Of course, there's always BuckBuckMcFate :-)

Forest

> Dave Ketchum
>
> On Thu, 10 Jun 2004 13:18:01 -0700 (PDT) Forest Simmons wrote:
>
>  > On Wed, 9 Jun 2004, Dave Ketchum wrote:
>  >
>  > [...]
>  >
>  >
>  >>All of this because I objected to Forest using "Condorcet" in a
>  >>method name when the method involved ratings (he uses the word
>  >>"grade" which seems to me to be a synonym for rating).
>  >>
>  >
>  > Well, let that be a lesson to you :|]
>  >
>  > To clear up the misunderstanding, "Top Three Condorcet" is not a method
>  > name, but is the name of a class of methods that have in common one thing:
>  > they use Condorcet's method to choose the winner from among three
>  > finalists.  At that stage (if not before) only the relative rankings (with
>  > equality allowed) of the three finalists is used as input to Condorcet.
>  >
>  >>From these rankings the pairwise matrix is determined.  It makes no
>  > difference if this matrix is processed according to the rules of MAM,
>  > CSSD, or MinMax; the outcome will be the same: if there is a cycle, then
>  > it will be broken at the weakest link.  Otherwise the finalist that beats
>  > both of the others wins.
>  >
>  > Who has the best idea on how to narrow down to three finalists?
>  >
>  > Here are some that have already been proposed:
>  >
>  > 1.  Take the top three approval scorers.
>  >
>  > 2.  Take the IRV winner along with the last two that IRV would have
>  > eliminated.
>  >
>  > 3.  Take the Buckley winner, the Nanson winner, and the Coombs winner.
>  >
>  > 4.  Take the MinMax winner along with the two MinMax runnerups.
>  >
>  > 5.  List the candidates in order of approval.
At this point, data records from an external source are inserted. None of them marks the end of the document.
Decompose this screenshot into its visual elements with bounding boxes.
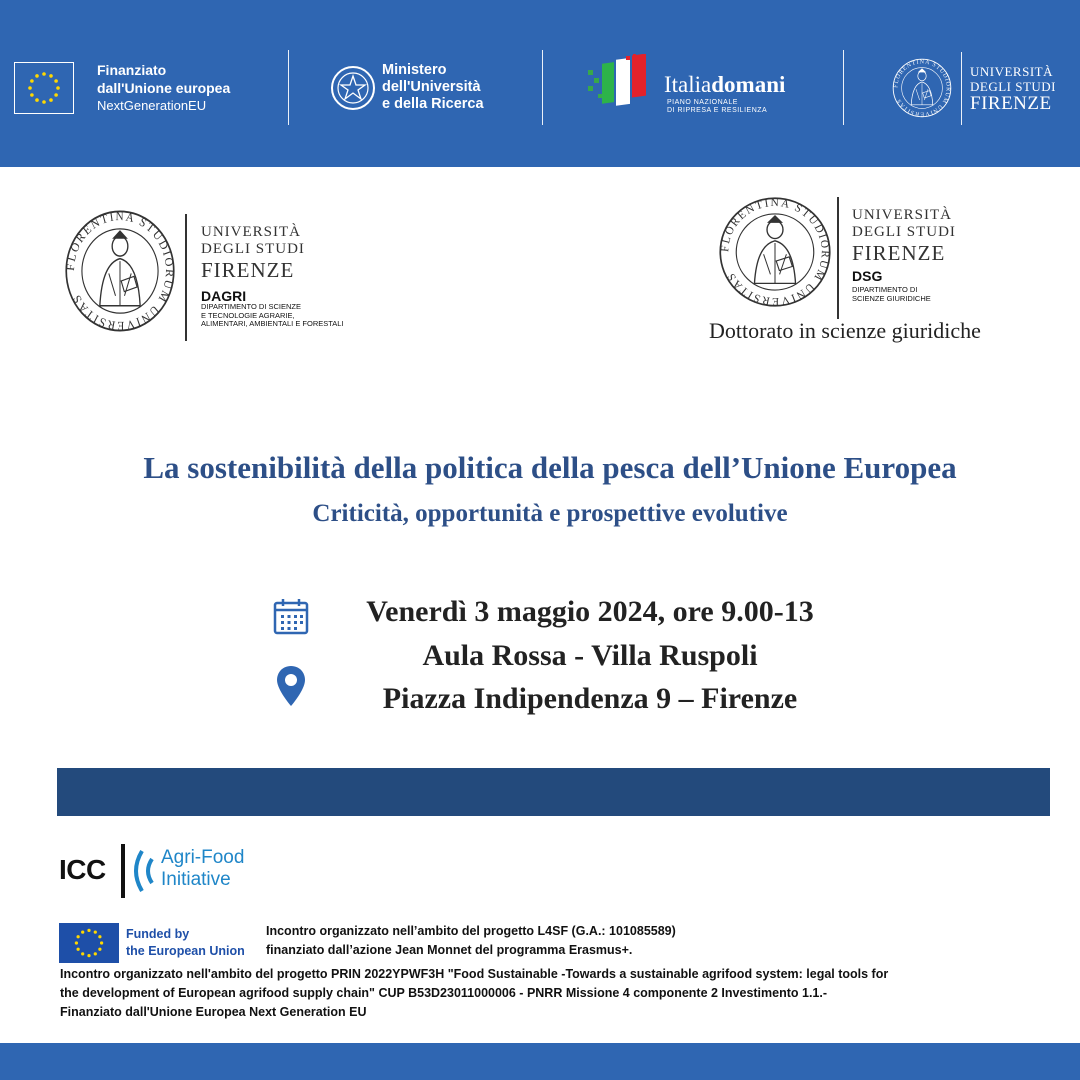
dsg-divider <box>837 197 839 319</box>
icc-abbr: ICC <box>59 854 106 885</box>
l4sf-note: Incontro organizzato nell’ambito del progetto L4SF (G.A.: 101085589) finanziato dall’azione Jean Monnet del programma Erasmus+. <box>266 924 676 957</box>
mur-label: Ministero dell'Università e della Ricerca <box>382 62 484 112</box>
eu-flag-icon <box>14 62 74 114</box>
unifi-divider <box>961 52 962 125</box>
italiadomani-flag-icon <box>586 54 660 121</box>
dagri-dept-name: DAGRI <box>201 288 247 304</box>
eu-flag-icon <box>59 923 119 963</box>
dsg-doctorate-caption: Dottorato in scienze giuridiche <box>709 318 981 343</box>
header-divider <box>843 50 844 125</box>
dsg-unifi-label: UNIVERSITÀ DEGLI STUDI FIRENZE <box>852 207 956 265</box>
dagri-divider <box>185 214 187 341</box>
unifi-seal-icon <box>892 56 952 125</box>
dagri-unifi-label: UNIVERSITÀ DEGLI STUDI FIRENZE <box>201 224 305 282</box>
divider-bar <box>57 768 1050 816</box>
header-divider <box>288 50 289 125</box>
event-venue: Aula Rossa - Villa Ruspoli <box>422 639 758 672</box>
icc-label: Agri-Food Initiative <box>161 847 245 890</box>
funded-by-eu-label: Funded by the European Union <box>126 927 245 958</box>
dagri-dept-full: DIPARTIMENTO DI SCIENZE E TECNOLOGIE AGRARIE, ALIMENTARI, AMBIENTALI E FORESTALI <box>201 302 344 328</box>
header-bar <box>0 0 1080 167</box>
prin-note: Incontro organizzato nell'ambito del progetto PRIN 2022YPWF3H "Food Sustainable -Towards a sustainable agrifood system: legal tools for the development of European agrifood supply chain" CUP B53D23011000006 - PNRR Missione 4 componente 2 Investimento 1.1.- Finanziato dall'Unione Europea Next Generation EU <box>60 967 889 1019</box>
footer-bar <box>0 1043 1080 1080</box>
italiadomani-label: Italiadomani <box>664 72 786 97</box>
eu-funding-label: Finanziato dall'Unione europea NextGenerationEU <box>97 62 231 113</box>
header-divider <box>542 50 543 125</box>
unifi-header-label: UNIVERSITÀ DEGLI STUDI FIRENZE <box>970 64 1057 114</box>
dagri-seal-icon <box>64 209 176 338</box>
dsg-seal-icon <box>718 196 832 313</box>
dsg-dept-full: DIPARTIMENTO DI SCIENZE GIURIDICHE <box>852 285 931 303</box>
event-title: La sostenibilità della politica della pesca dell’Unione Europea <box>143 450 957 485</box>
republic-emblem-icon <box>330 63 376 118</box>
event-date: Venerdì 3 maggio 2024, ore 9.00-13 <box>366 595 814 628</box>
event-address: Piazza Indipendenza 9 – Firenze <box>382 682 798 715</box>
event-subtitle: Criticità, opportunità e prospettive evolutive <box>312 500 788 527</box>
dsg-dept-name: DSG <box>852 268 883 284</box>
italiadomani-sublabel: PIANO NAZIONALE DI RIPRESA E RESILIENZA <box>667 99 768 114</box>
icc-wave-icon <box>120 843 158 904</box>
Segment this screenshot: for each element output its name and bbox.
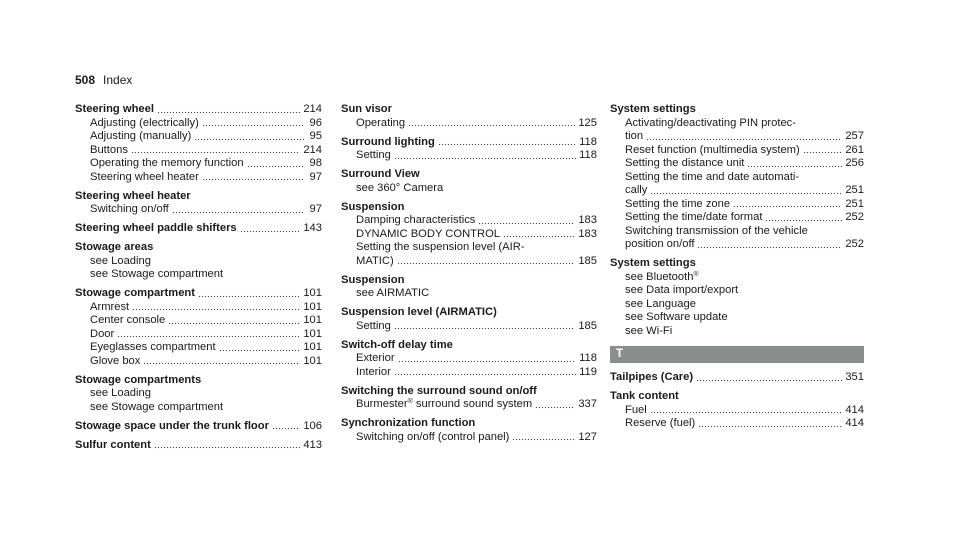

Then (from strongest
>  > discrepancy to weakest discrepancy) transpose adjacent candidates in the
>  > list until there is no order discrepancy among adjacent pairs. Take the
>  > top three candidates from this list.
>  >
>  >
>  > This last suggestion has the advantage of always choosing from the Smith
>  > Set, without ever having to explicitly enumerate that set.  Indeed, after
>  > the adjacent discrepancies have been removed, the Smith Set will
>  > automatically head the list, as surely as the cream rises to the top in
>  > Brown Cow yogurt.
>  >
>  > The discrepancy removal process is just the familiar process of
>  > sorting by height a motley line of recruits before undertaking military
>  > drill:
>  >
>  > WHILE any recruit is taller than the one to his/her immediate right,
>  >
>  > DO switch the adjacent recruits with the greatest such height discrepancy.
>  >
>  > END
>  >
>  > This version of Top Three Condorcet is summable, since it only requires
>  > the pairwise matrix and the approval scores (which for convenience can be
>  > incorporated as diagonal entries in the pairwise matrix).
>  >
>  > [For ranking purists (who don't like approval cutoffs) substitute Borda
>  > Scores for Approval Scores in Method 5.]
>  >
>  > Any other ideas for Top Three Condorcet?
> --
>    davek at clarityconnect.com    people.clarityconnect.com/webpages3/davek
>    Dave Ketchum   108 Halstead Ave, Owego, NY  13827-1708   607-687-5026
>              Do to no one what you would not want done to you.
>                    If you want peace, work for justice.